Un bon début pour une telle opposition de gauche serait de proposer :

  • L’introduction d’un véritable système de contrôle ouvrier, via des comités de délégués élus et révocables, qui contrôleraient la marche quotidienne des entreprises. L’ouverture des livres de comptes de toutes les entreprises – y compris des entreprises nationalisées – afin d’être inspectées par des comités de travailleurs, pour mettre un terme à la corruption et de déraciner la bureaucratie.
  • Ces comités doivent être reliés au niveau de leur ville, de leur région et au niveau national. Les entreprises d’Etat doivent être gérées sur base d’un système de gestion démocratique ouvrière, les conseils d’administration de telles entreprises devant être composés de représentants élus des travailleurs de l’industrie, des couches plus larges de la classe ouvrière et des pauvres, et d’un gouvernement ouvrier et paysan.
  • Tous les cadres doivent être élus et révocables à tout moment, et ne doivent pas recevoir plus que le salaire moyen d’un ouvrier qualifié.
  • L’expropriation des banques, des multinationales et des 100 familles les plus riches qui contrôlent toujours l’économie vénézuélienne, et l’introduction d’un plan socialiste démocratique de production.
  • La formation d’une fédération syndicale indépendante et démocratique, avec une direction élue, redevable à et contrôlée par la base des membres.

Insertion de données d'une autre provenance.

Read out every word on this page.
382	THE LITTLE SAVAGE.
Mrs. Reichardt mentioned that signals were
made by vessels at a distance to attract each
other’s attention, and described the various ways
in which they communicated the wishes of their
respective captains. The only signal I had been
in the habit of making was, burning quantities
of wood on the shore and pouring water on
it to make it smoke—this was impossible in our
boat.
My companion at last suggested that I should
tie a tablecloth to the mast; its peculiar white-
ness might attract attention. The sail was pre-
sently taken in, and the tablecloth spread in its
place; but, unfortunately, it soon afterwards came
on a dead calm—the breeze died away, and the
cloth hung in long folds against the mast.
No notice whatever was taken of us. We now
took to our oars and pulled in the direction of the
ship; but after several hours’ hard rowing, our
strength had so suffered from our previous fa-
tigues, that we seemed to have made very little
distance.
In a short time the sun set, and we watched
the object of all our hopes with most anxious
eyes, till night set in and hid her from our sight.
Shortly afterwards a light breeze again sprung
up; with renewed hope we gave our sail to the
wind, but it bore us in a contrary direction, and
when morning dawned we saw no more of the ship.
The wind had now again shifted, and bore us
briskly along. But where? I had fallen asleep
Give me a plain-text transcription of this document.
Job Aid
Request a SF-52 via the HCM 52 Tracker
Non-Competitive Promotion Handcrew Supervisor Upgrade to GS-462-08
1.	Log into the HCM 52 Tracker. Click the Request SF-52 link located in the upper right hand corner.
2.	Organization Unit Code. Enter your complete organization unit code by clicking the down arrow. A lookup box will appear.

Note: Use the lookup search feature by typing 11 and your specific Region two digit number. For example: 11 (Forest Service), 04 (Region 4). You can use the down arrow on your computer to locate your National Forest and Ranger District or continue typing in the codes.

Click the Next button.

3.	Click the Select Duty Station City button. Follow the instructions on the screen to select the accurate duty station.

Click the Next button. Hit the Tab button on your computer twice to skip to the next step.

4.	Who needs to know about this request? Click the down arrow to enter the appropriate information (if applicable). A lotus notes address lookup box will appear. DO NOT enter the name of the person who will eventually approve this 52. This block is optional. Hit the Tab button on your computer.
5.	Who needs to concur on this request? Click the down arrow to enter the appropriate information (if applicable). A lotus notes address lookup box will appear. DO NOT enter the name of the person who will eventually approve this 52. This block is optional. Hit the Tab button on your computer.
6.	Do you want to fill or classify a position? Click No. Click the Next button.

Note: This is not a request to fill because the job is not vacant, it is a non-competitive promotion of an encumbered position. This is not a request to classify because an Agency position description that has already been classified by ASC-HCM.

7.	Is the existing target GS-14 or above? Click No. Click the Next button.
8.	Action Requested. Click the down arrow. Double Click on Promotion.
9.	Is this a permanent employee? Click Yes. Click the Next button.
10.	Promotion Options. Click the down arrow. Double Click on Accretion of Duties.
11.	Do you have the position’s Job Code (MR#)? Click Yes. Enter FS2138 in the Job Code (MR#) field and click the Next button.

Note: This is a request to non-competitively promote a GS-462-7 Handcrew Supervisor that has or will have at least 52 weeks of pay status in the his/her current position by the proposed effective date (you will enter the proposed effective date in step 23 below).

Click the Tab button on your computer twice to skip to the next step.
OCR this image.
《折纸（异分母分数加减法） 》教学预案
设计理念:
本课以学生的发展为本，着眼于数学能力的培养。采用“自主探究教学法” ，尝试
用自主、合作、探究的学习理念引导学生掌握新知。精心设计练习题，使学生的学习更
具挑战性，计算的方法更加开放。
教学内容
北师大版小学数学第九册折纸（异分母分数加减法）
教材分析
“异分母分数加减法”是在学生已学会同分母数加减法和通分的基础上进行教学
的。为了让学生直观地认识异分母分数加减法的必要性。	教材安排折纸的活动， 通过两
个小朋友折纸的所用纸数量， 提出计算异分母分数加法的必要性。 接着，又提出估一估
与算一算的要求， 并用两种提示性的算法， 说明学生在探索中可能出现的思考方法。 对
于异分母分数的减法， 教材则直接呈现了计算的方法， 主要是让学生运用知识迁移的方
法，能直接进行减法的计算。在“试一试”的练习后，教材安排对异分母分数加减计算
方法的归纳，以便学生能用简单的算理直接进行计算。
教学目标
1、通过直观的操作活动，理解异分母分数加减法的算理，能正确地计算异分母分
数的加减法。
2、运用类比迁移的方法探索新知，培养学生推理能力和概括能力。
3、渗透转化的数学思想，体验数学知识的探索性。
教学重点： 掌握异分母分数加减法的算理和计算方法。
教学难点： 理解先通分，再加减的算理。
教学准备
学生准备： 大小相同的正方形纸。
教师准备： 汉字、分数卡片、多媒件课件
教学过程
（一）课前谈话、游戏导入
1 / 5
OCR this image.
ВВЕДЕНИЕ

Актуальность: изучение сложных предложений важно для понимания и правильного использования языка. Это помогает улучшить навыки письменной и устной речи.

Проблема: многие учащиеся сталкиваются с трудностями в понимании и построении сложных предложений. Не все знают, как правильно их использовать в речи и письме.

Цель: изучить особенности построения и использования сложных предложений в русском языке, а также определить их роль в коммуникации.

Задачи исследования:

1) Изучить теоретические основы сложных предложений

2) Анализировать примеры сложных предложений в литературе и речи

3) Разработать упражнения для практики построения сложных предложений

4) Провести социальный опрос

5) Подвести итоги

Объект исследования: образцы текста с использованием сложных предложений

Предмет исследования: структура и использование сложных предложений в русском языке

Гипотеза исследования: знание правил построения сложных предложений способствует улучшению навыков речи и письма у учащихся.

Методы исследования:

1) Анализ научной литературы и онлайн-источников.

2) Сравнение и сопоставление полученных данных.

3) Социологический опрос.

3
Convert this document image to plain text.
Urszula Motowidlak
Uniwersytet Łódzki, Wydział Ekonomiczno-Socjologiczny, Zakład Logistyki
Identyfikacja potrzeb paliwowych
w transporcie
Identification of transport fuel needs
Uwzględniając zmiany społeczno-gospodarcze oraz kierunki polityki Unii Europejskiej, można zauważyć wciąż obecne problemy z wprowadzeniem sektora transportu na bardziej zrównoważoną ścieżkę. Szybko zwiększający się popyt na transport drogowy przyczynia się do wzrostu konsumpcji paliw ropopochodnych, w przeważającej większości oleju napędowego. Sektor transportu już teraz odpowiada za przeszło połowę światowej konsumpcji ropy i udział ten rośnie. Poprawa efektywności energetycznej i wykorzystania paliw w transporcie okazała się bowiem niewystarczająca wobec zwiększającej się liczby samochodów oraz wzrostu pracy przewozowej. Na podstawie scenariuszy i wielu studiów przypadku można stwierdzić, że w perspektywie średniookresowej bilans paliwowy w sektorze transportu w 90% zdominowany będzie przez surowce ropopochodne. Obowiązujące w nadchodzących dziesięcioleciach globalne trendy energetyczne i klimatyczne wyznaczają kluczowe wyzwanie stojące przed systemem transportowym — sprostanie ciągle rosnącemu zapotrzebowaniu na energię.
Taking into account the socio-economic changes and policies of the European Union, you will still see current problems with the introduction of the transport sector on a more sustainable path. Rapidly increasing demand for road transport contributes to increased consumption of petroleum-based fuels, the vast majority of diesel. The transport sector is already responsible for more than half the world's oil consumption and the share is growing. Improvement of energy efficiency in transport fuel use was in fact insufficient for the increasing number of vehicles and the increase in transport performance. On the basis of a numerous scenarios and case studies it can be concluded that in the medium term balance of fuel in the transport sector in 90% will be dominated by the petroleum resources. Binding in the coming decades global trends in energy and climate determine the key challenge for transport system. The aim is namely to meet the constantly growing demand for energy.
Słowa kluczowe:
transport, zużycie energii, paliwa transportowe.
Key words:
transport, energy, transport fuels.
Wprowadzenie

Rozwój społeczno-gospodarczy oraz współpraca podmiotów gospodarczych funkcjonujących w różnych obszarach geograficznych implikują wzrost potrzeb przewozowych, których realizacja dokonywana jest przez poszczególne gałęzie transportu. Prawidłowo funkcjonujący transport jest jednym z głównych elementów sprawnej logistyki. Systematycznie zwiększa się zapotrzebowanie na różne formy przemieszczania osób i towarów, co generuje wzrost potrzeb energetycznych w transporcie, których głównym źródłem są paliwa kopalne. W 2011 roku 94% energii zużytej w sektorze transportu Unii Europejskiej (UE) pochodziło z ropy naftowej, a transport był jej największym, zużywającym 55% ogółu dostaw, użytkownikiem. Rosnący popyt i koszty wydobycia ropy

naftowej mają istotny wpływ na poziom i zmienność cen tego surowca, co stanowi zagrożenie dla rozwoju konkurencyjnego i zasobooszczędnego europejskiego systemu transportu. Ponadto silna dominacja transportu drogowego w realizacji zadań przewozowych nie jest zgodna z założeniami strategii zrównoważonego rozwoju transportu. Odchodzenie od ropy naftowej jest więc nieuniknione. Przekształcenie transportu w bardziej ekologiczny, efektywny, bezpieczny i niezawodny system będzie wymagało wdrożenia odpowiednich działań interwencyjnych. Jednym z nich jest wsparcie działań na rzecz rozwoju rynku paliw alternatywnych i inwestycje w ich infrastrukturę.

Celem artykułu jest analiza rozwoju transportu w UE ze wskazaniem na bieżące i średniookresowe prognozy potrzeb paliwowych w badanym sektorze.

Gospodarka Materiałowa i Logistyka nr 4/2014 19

La lutte pur un tel programme est maintenant urgente afin d’insuffler un souffle nouveau dans la révolution vénézuélienne et d’empêcher sa stagnation et la menace de la contre-révolution.

NOTES

(1) Résultat des élections de 2010 :

  • Opposition de droite : 5 334 309
  • PPT (allié a la droite) : 354 677
  • PSUV (et alliés comme PCV) : 5 451 422

(2) Le secteur privé représente toujours 58,3% du PIB en 2010, pour 58,8% en 1997. Sur base des chiffres du PIB par secteur de la Banque Centrale du Venezuela (http://www.bcv.org.ve/c2/indicadores.asp)

(3) Si on en arrive la, c’est parce que la tentative du chavisme de créer bureaucratiquement son propre syndicat n’a pas fonctionné, celui-ci, l’UNT, est le syndicat minoritaire. Les travailleurs ayant préféré rester dans leurs organisations syndicales traditionnelles.